A Look at the ‘Skiff’ E-Reader
A reader tailored for magazines debuts at the 2010 CES in Las Vegas.
Skiff LLC, a company quietly incubated within Hearst’s Interactive Media unit, offered a first glimpse of its eponymous reader at the Consumer Electronics Show in Las Vegas.
The Skiff Reader [pictured below] features an installed e-reader service and access to a digital store where consumers can wirelessly buy their newspaper and magazine content. The device is a quarter-inch thick with an 11.5-inch screen.
A spokesperson for the company declined to reveal pricing for the device and content, but said that content from "multiple partners" would be available when the Skiff store goes live later this year.

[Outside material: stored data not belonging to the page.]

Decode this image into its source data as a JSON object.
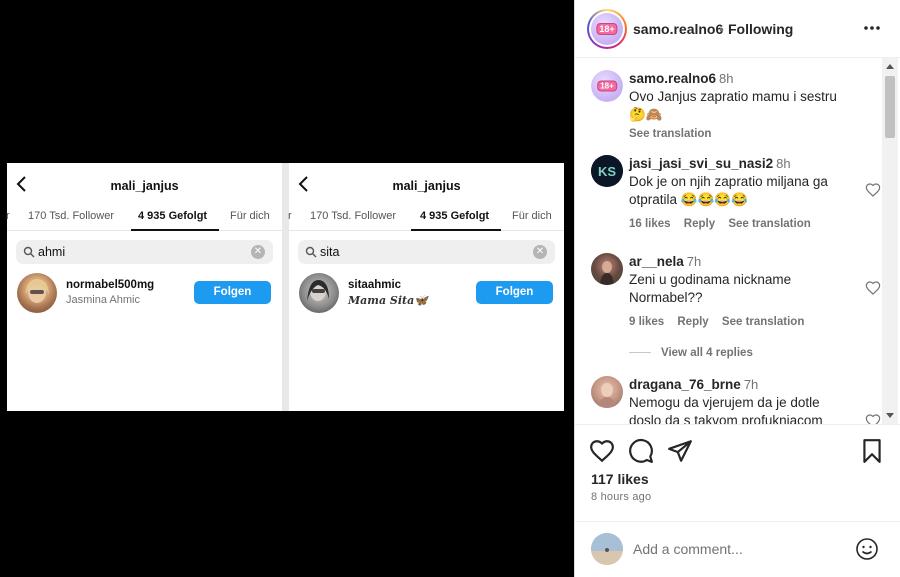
{
  "left_screenshot": {
    "title": "mali_janjus",
    "tabs": [
      "170 Tsd. Follower",
      "4 935 Gefolgt",
      "Für dich"
    ],
    "tab_prefix": "r",
    "search_value": "ahmi",
    "result_username": "normabel500mg",
    "result_fullname": "Jasmina Ahmic",
    "follow_label": "Folgen"
  },
  "right_screenshot": {
    "title": "mali_janjus",
    "tabs": [
      "170 Tsd. Follower",
      "4 935 Gefolgt",
      "Für dich"
    ],
    "tab_prefix": "r",
    "search_value": "sita",
    "result_username": "sitaahmic",
    "result_fullname": "𝑴𝒂𝒎𝒂 𝑺𝒊𝒕𝒂🦋",
    "follow_label": "Folgen"
  },
  "post_header": {
    "username": "samo.realno6",
    "separator": "•",
    "following_label": "Following",
    "avatar_badge": "18+"
  },
  "comments": [
    {
      "username": "samo.realno6",
      "time": "8h",
      "text": "Ovo Janjus zapratio mamu i sestru🤔🙈",
      "meta": [
        "See translation"
      ]
    },
    {
      "username": "jasi_jasi_svi_su_nasi2",
      "time": "8h",
      "text": "Dok je on njih zapratio miljana ga otpratila 😂😂😂😂",
      "meta": [
        "16 likes",
        "Reply",
        "See translation"
      ]
    },
    {
      "username": "ar__nela",
      "time": "7h",
      "text": "Zeni u godinama nickname Normabel??",
      "meta": [
        "9 likes",
        "Reply",
        "See translation"
      ]
    },
    {
      "username": "dragana_76_brne",
      "time": "7h",
      "text": "Nemogu da vjerujem da je dotle doslo da s takvom profuknjacom",
      "meta": []
    }
  ],
  "view_replies_label": "View all 4 replies",
  "likes_label": "117 likes",
  "post_time": "8 hours ago",
  "add_comment_placeholder": "Add a comment...",
  "colors": {
    "follow_button": "#1d9bf0",
    "text_primary": "#262626",
    "text_secondary": "#737373"
  },
  "icons": [
    "back-arrow-icon",
    "search-icon",
    "clear-icon",
    "more-options-icon",
    "heart-icon",
    "comment-icon",
    "share-icon",
    "bookmark-icon",
    "emoji-icon"
  ]
}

The company, by the way, is touting the device as the "first e-reader optimized for newspaper and magazine content," presenting a strange wrinkle in the plans of Next Issue Media, the big-publisher joint venture which includes Hearst among its five stakeholders.
"The Skiff Reader’s big screen will showcase print media in compelling new ways. This is consistent with Skiff’s focus on delivering enhanced reading experiences that engage consumers, publishers and advertisers," said Skiff president Gilbert Fuchsberg in a statement reminiscent of Next Issue Media’s own plans for its reader and Web-based storefront service—both of which have yet to be named.
Sprint will be handling 3G connectivity and will offer the device for sale in 1,000 of its retail stores and on Sprint.com.
Skiff boasts a full touchscreen that utilizes a flexible, LG-produced e-paper display rather than glass. While the screen is flexible—a characteristic that the company says makes it more durable—the device itself is not.
The debut will surely set the stage for a competitive next couple of years as publishers and manufacturers wrestle for e-reader market share—particularly in the magazine and newspaper industries, which have yet to find a device that compliments both layout and business models.
Skiff says it is working with other consumer electronics manufacturers to integrate its service, something Next Issue Media is also planning to do.